Ce recul, bien que salutaire, est le résultat de plus de 20 ans de sensibilisation. Le Burkina Faso suit le Mali avec une prévalence de 49,5 %, puis vient le Bénin avec 17 %. Tandis qu’au Burkina Faso et au Bénin, il existe une loi interdisant ces pratiques néfastes, ceci n’est pas encore le cas pour le Mali.

En effet, au Mali, bien que la pratique de l’excision constitue une violation de l’intégrité physique et des droits fondamentaux de la personne et en dépit du péril de mort qu’encourent celles qui la subissent, cette pratique demeure un sujet très sensible au sein de la société. C’est ce qui a contribué jusqu’à présent à retarder l’adoption d’une loi visant formellement son interdiction.

Même si les mentalités évoluent peu à peu, des pesanteurs socioculturelles entravent toujours une véritable promotion des droits de la femme et son plein épanouissement. On observe également une certaine persistance du phénomène sous des formes plus pernicieuses avec la tendance à la « clandestinité ».

Selon le directeur de Helvetas-Mali, M. Sékou Diarra, la complexité du sujet lié à l’excision (son ancrage dans les traditions et les difficultés à appréhender sa persistance) doit nous inviter à plus de persévérance et d’abnégation pour gagner ce combat. « D’autres difficultés comme le manque de législation spécifique en matière d’excision au Mali, les difficultés d’application de la loi prise au Burkina Faso et au Bénin, sont des problématiques nécessitant des réflexions approfondies afin de trouver les solutions idoines.

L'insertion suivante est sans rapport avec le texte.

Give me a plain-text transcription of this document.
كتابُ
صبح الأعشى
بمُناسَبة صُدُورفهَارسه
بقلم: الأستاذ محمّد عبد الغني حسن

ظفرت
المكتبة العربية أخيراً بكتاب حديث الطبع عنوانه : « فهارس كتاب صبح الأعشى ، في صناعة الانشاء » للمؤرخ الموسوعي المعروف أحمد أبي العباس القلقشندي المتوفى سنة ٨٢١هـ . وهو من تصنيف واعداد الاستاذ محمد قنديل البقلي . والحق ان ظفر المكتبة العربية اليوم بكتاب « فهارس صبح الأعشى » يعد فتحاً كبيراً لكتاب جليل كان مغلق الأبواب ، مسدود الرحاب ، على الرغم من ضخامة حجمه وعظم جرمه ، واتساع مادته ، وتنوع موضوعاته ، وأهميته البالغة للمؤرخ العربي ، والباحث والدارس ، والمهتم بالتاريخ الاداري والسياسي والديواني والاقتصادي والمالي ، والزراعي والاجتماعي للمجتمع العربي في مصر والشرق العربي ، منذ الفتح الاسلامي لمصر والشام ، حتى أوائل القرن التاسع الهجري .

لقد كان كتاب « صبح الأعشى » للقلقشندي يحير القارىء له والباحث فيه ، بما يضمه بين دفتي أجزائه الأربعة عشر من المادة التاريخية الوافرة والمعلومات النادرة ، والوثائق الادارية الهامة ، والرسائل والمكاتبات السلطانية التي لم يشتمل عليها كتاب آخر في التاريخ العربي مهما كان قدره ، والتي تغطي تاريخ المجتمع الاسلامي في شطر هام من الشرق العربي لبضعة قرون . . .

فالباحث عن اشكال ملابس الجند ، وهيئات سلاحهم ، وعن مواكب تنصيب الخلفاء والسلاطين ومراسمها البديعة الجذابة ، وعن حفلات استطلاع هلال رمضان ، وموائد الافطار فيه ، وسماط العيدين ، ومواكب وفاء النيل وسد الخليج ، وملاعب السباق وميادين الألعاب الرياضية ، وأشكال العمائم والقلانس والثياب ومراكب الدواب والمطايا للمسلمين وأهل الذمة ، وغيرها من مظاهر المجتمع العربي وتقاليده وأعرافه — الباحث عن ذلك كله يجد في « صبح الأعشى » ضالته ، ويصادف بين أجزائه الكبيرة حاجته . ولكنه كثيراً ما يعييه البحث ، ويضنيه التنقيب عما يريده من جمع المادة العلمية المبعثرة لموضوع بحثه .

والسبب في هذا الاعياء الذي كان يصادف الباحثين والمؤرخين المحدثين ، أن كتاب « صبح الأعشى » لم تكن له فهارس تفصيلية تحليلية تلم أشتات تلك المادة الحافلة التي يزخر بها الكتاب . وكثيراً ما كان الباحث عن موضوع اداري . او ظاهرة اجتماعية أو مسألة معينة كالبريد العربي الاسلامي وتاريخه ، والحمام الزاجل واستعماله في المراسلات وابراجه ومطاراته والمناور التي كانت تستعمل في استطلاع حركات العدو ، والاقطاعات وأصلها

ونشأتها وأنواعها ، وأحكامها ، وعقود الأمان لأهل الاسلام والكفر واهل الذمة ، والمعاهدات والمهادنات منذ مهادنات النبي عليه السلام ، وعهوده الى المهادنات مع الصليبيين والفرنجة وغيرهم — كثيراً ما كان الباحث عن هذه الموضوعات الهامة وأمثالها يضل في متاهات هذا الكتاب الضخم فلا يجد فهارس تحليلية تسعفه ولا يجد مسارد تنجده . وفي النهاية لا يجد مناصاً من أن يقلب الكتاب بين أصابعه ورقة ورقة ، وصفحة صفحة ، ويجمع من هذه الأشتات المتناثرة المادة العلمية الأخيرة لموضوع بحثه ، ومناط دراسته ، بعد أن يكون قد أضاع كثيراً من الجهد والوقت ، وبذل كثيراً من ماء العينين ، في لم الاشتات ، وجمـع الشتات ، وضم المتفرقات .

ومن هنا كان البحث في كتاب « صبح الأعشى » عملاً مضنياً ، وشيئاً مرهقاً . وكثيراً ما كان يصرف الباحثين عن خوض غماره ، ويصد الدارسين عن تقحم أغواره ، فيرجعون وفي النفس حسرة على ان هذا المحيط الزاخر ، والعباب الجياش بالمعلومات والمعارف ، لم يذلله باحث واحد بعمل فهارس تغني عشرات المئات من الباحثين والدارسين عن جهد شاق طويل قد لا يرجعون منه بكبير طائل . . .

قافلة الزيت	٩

A ces problématiques, s’ajoute l’épineuse question des mouvements transfrontaliers des exciseuses et certains parents pour pouvoir exciser des petites filles sans inquiétude », a-t-il expliqué.

Ce avant, d’ajouter que ce phénomène apparaît aujourd’hui comme un goulot d’étranglement et mérite une analyse particulière, en vue de pouvoir l’endiguer au grand soulagement des acteurs de la lutte, mais aussi et surtout des petites filles qui seront sauvées.

Mais, reconnaît-il, les choses ont évolué parce que des structures spécialisées dans la lutte contre la pratique de l’excision sont mises en place par les gouvernements. Aujourd’hui, ajoutera-t-il, le tabou est levé, le taux de prévalence recule et que depuis l’entrée en vigueur du protocole de Maputo, de nombreux pays de la sous-région ont pris des législations spécifiques interdisant la pratique des mutilations génitales féminines.

Pour sa part, Mme Maïga Sina Damba, ministre de la Promotion de la Femme, de l’Enfant et de la Famille, estime que l’organisation de cet atelier vient à point nommé, dans la mesure où dans quelques jours, nous célébrerons la Tolérance zéro aux MGF qui est une journée institutionnalisée et qui donne l’occasion d’intensifier la sensibilisation de nos populations sur les dangers de l’excision.

Selon elle, il est plus que temps de considérer le problème de l’excision comme un problème sous-régional auquel il est indispensable de trouver des solutions à la hauteur de cette dimension. C’est pour cette raison d’ailleurs qu’elle espère qu’au « sortir de cet atelier, la problématique d’une loi interdisant cette pratique sera débattue avec des propositions concrètes de stratégies prenant en compte la dimension sous-régionale du phénomène ».